Why I'm hooked on Tiger's semantic antics

HEARING ANDY RODDICK’S pithy kitchen-sink summary after the men’s Wimbledon final last weekend, I felt an atavistic urge. I wrote it down. Since listening to sportsmen is no longer my job, there was no practical reason for me to make a note, but I don’t know, it was a remark of such excellence that it just demanded to be recorded. “I threw the kitchen sink at him (Roger Federer),” Roddick quipped, “but he went to the bathroom and got the bath tub.”

“A spot-on metaphor,” I sighed. “Delivered with wit and originality,” I added. “And pith,” I appended as a dreamy afterthought. The first thing you notice as a sportswriter, you see, is that sportsmen don’t come up with sparkling gold-dust very often. And although a tendency towards heavy linguistic river-sludge shouldn’t really be held against people who speak so eloquently with foot, club or bat, I must admit that I grew to hate Alan Shearer over a four-year period as much for his staunch refusal to say anything remotely noteworthy as for his strange idea that you should walk, not run, at key England striker moments in international football tournaments.

But there was one person it was always worth listening to, and that was Tiger Woods — despite all his conspicuous efforts to be the blandest interviewee in the history of the world. “I played pretty good out there,” may be the smilingly, shruggingly upbeat Tiger response at the end of each day, regardless of whether he’s gone round in 66 or 82. But when he is pressed to describe his bogey on the 12th, he just can’t help himself. Weird descriptive gifts kick in, willy-nilly.

“I’m on this sandy lie,” he reflects, “so I’m thinking, well, I could play this ball in the water so I kind of fatted it up on the green and yipped the putt to the right.” At which point, seasoned hacks in the interview room exchange panicky looks (“Fatted?” “Yipped?”), and decide to wait for the official transcript to check they weren’t imagining things.
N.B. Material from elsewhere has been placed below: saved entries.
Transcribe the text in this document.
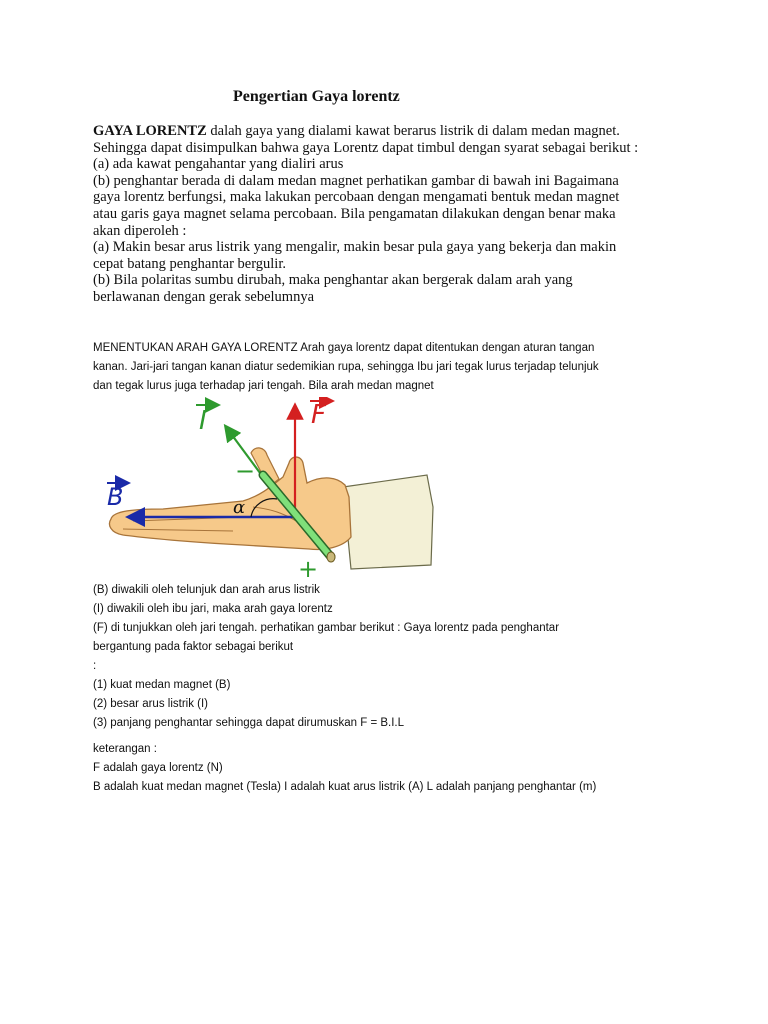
Pengertian Gaya lorentz

GAYA LORENTZ dalah gaya yang dialami kawat berarus listrik di dalam medan magnet.

Sehingga dapat disimpulkan bahwa gaya Lorentz dapat timbul dengan syarat sebagai berikut :

(a) ada kawat pengahantar yang dialiri arus

(b) penghantar berada di dalam medan magnet perhatikan gambar di bawah ini Bagaimana

gaya lorentz berfungsi, maka lakukan percobaan dengan mengamati bentuk medan magnet

atau garis gaya magnet selama percobaan. Bila pengamatan dilakukan dengan benar maka

akan diperoleh :

(a) Makin besar arus listrik yang mengalir, makin besar pula gaya yang bekerja dan makin

cepat batang penghantar bergulir.

(b) Bila polaritas sumbu dirubah, maka penghantar akan bergerak dalam arah yang

berlawanan dengan gerak sebelumnya

MENENTUKAN ARAH GAYA LORENTZ Arah gaya lorentz dapat ditentukan dengan aturan tangan

kanan. Jari-jari tangan kanan diatur sedemikian rupa, sehingga Ibu jari tegak lurus terjadap telunjuk

dan tegak lurus juga terhadap jari tengah. Bila arah medan magnet

I	F
B	α
−
+

(B) diwakili oleh telunjuk dan arah arus listrik

(I) diwakili oleh ibu jari, maka arah gaya lorentz

(F) di tunjukkan oleh jari tengah. perhatikan gambar berikut : Gaya lorentz pada penghantar

bergantung pada faktor sebagai berikut

:

(1) kuat medan magnet (B)

(2) besar arus listrik (I)

(3) panjang penghantar sehingga dapat dirumuskan F = B.I.L

keterangan :

F adalah gaya lorentz (N)

B adalah kuat medan magnet (Tesla) I adalah kuat arus listrik (A) L adalah panjang penghantar (m)
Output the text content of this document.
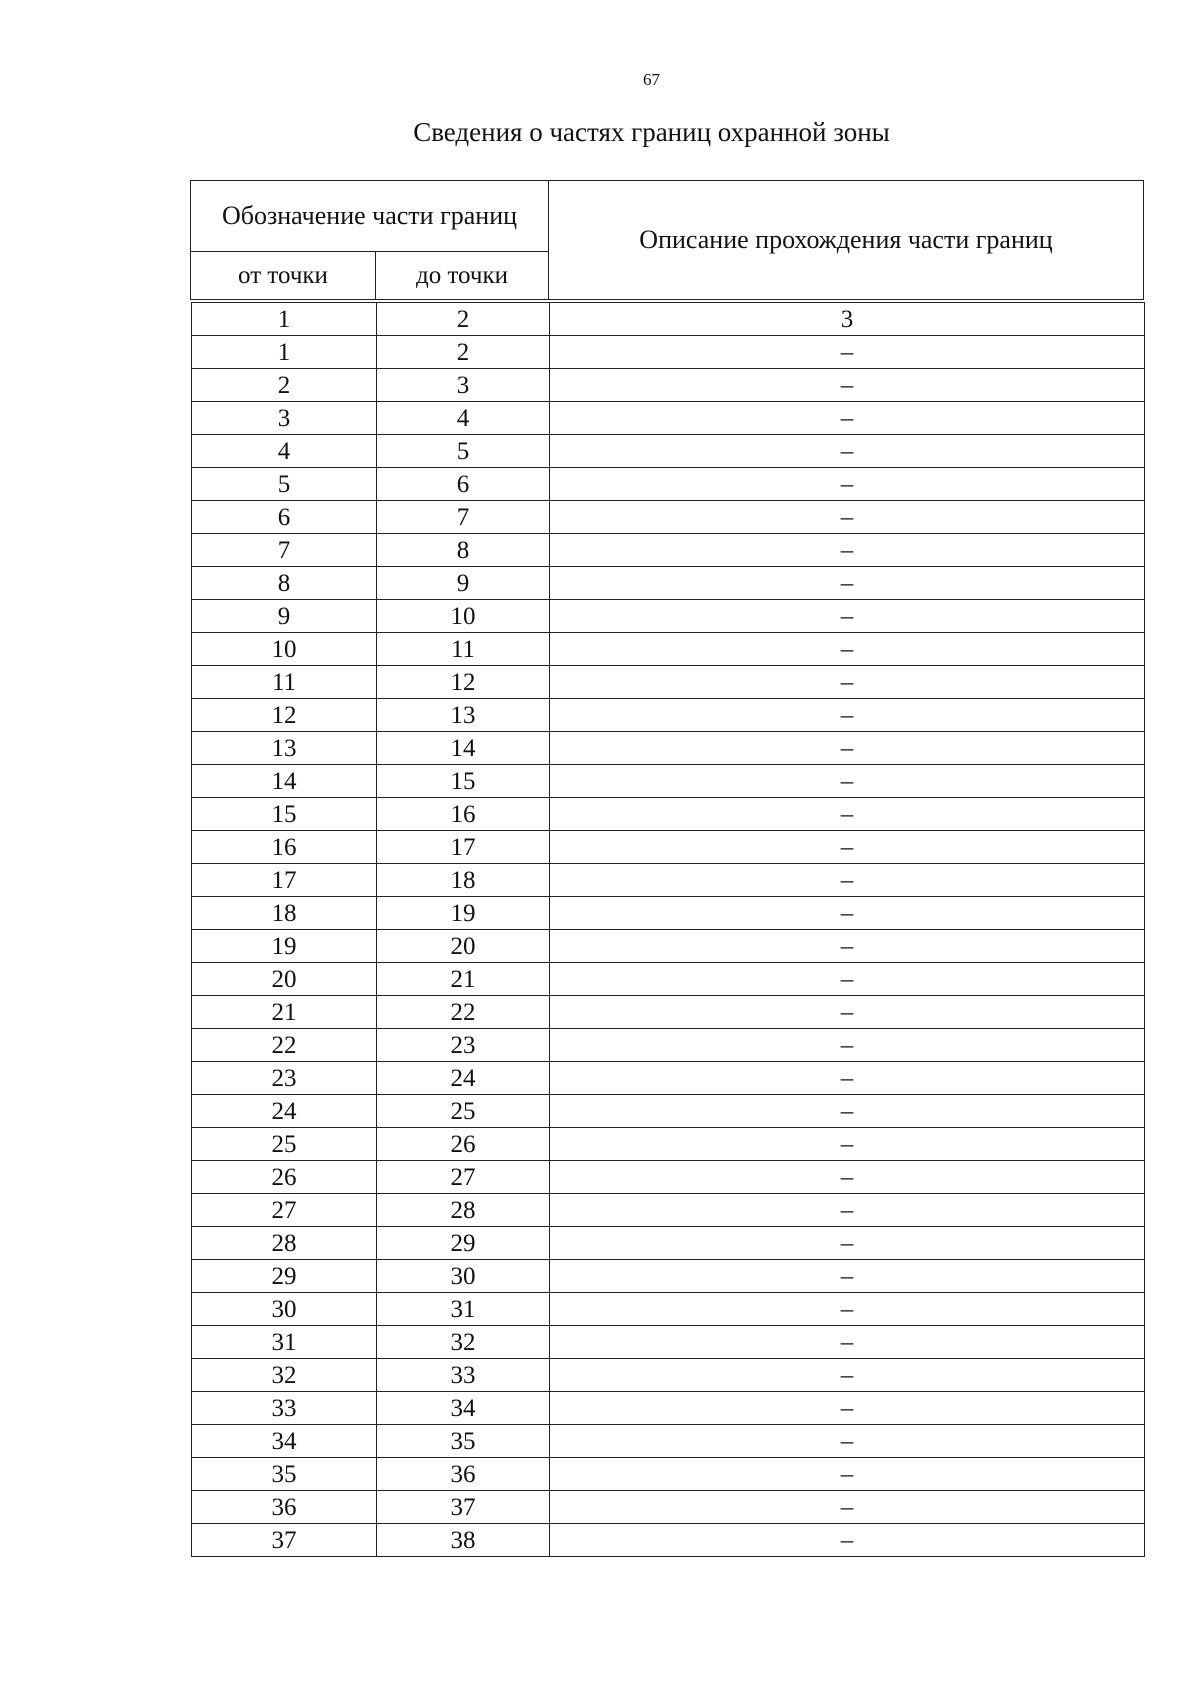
67
Сведения о частях границ охранной зоны
Обозначение части границ		Описание прохождения части границ
от точки	до точки	
1	2	3
1	2	–
2	3	–
3	4	–
4	5	–
5	6	–
6	7	–
7	8	–
8	9	–
9	10	–
10	11	–
11	12	–
12	13	–
13	14	–
14	15	–
15	16	–
16	17	–
17	18	–
18	19	–
19	20	–
20	21	–
21	22	–
22	23	–
23	24	–
24	25	–
25	26	–
26	27	–
27	28	–
28	29	–
29	30	–
30	31	–
31	32	–
32	33	–
33	34	–
34	35	–
35	36	–
36	37	–
37	38	–
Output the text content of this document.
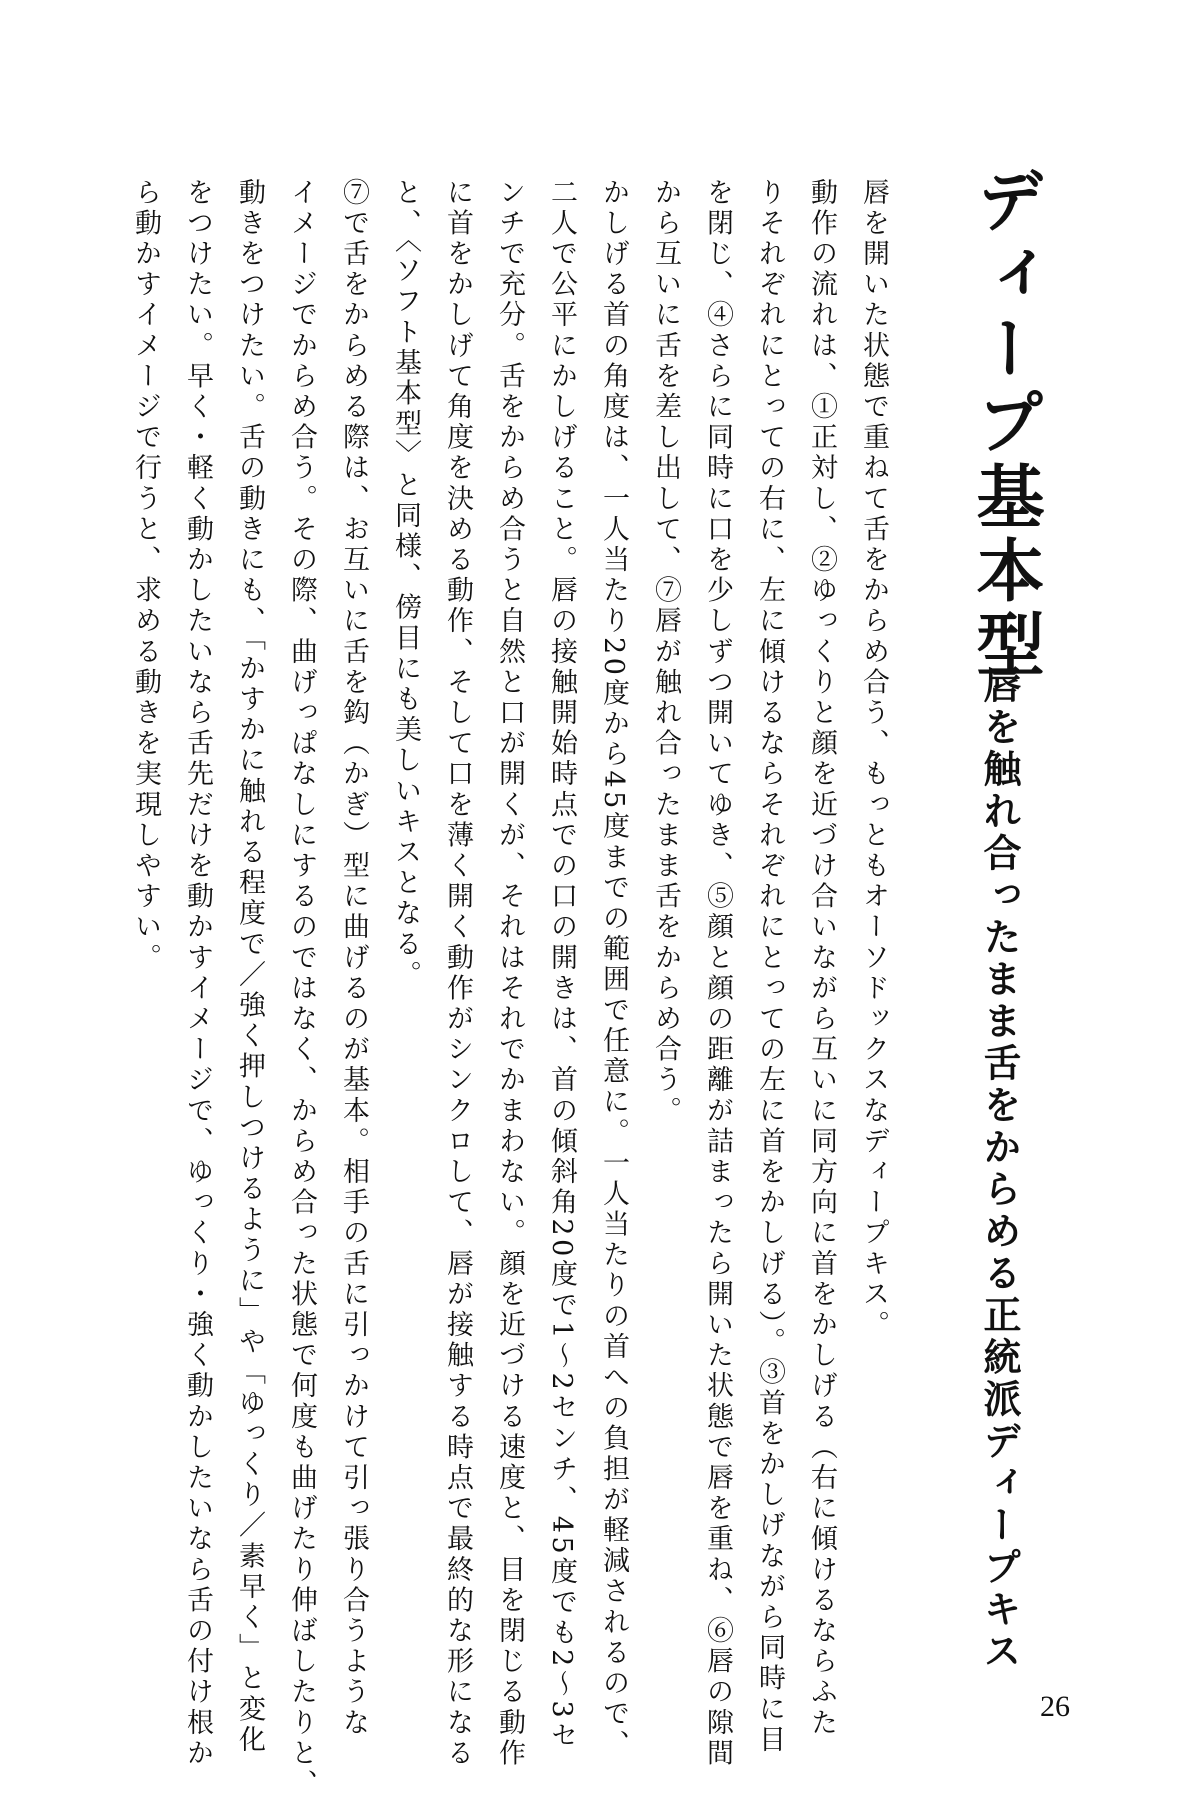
ディープ基本型
唇を触れ合ったまま舌をからめる正統派ディープキス
唇を開いた状態で重ねて舌をからめ合う、もっともオーソドックスなディープキス。
動作の流れは、①正対し、②ゆっくりと顔を近づけ合いながら互いに同方向に首をかしげる（右に傾けるならふた
りそれぞれにとっての右に、左に傾けるならそれぞれにとっての左に首をかしげる）。③首をかしげながら同時に目
を閉じ、④さらに同時に口を少しずつ開いてゆき、⑤顔と顔の距離が詰まったら開いた状態で唇を重ね、⑥唇の隙間
から互いに舌を差し出して、⑦唇が触れ合ったまま舌をからめ合う。
かしげる首の角度は、一人当たり20度から45度までの範囲で任意に。一人当たりの首への負担が軽減されるので、
二人で公平にかしげること。唇の接触開始時点での口の開きは、首の傾斜角20度で1～2センチ、45度でも2～3セ
ンチで充分。舌をからめ合うと自然と口が開くが、それはそれでかまわない。顔を近づける速度と、目を閉じる動作
に首をかしげて角度を決める動作、そして口を薄く開く動作がシンクロして、唇が接触する時点で最終的な形になる
と、〈ソフト基本型〉と同様、傍目にも美しいキスとなる。
⑦で舌をからめる際は、お互いに舌を鈎（かぎ）型に曲げるのが基本。相手の舌に引っかけて引っ張り合うような
イメージでからめ合う。その際、曲げっぱなしにするのではなく、からめ合った状態で何度も曲げたり伸ばしたりと、
動きをつけたい。舌の動きにも、「かすかに触れる程度で／強く押しつけるように」や「ゆっくり／素早く」と変化
をつけたい。早く・軽く動かしたいなら舌先だけを動かすイメージで、ゆっくり・強く動かしたいなら舌の付け根か
ら動かすイメージで行うと、求める動きを実現しやすい。
26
The stuff this man comes out with! He lands shots “on the window”. His downhill chip is “greasy”. Personally, I think he’s having a laugh. What better self-amusement for a person whose every word is treated as holy writ than to invent new terminology in the bath each night and see whether anyone challenges him to dictionaries at dawn. “I blistered that drive,” he says. “That was a high bleeder. I really hit good shots, yes, but they were not stoning. They were not kick-ins. I played safe, say, little chunk-and-run. Played a flop-shot down there to about ten feet. I squirted that one. It was a quick duck, a quacker. That drive was . . . blue.”

Now there are two ways of looking at this. First, just as furry-hooded polar dwellers are supposed to develop specialist vocabulary for the varieties of frozen precipitation, so a golfer of brilliance surely starts to become dissatisfied with words such as “hook” and “fade”. Ultimately he will reach for metaphor and onomatopoeia. When Tiger says he “rips” his shots, nobody struggles with the meaning, after all. “Fat” may not usually be taken for a transitive verb, but — as people have often pointed out to me recently — language is dynamic and must always be allowed to move on.

Unfortunately, since Tiger is the only chap in the world of golf to come up with this stuff, this first explanation does not hold. In which case, it is down to Tiger’s personal psychology, which is generally resistant to amateur analysis but does reveal itself in his press conferences in one interesting aspect — viz, in the way he talks about his golf as coolly as if he’s talking about someone else. I am not the first person to notice this Tiger bifurcation, by the way. A Harvard psychologist, Dr Stephen M. Kosslyn, has studied Woods and noticed his ability to comment on his own golf as if standing outside it. Spooky, eh? But it explains a lot. He is half-player, half-wordsmith. Half-man, half critic. And you have to feel sorry for him, actually. His inner Tiger Woods wrestles with his inner Stuart Hall. It really doesn’t bear thinking about.

How will Tiger fare this week? Having failed to win each of the past eight major tournaments, he has not adapted his demeanour noticeably. He still puts a positive gloss on things. And so long as he continues to shave his shots, or chunk-and-run, the golf correspondents will write it down.

Whether he will ever come up with something to match the brilliance of Roddick’s kitchen-sink analogy remains to be seen. But it’s comforting to know that, even if he doesn’t, the cool exterior of Tiger hides some sort of struggle within.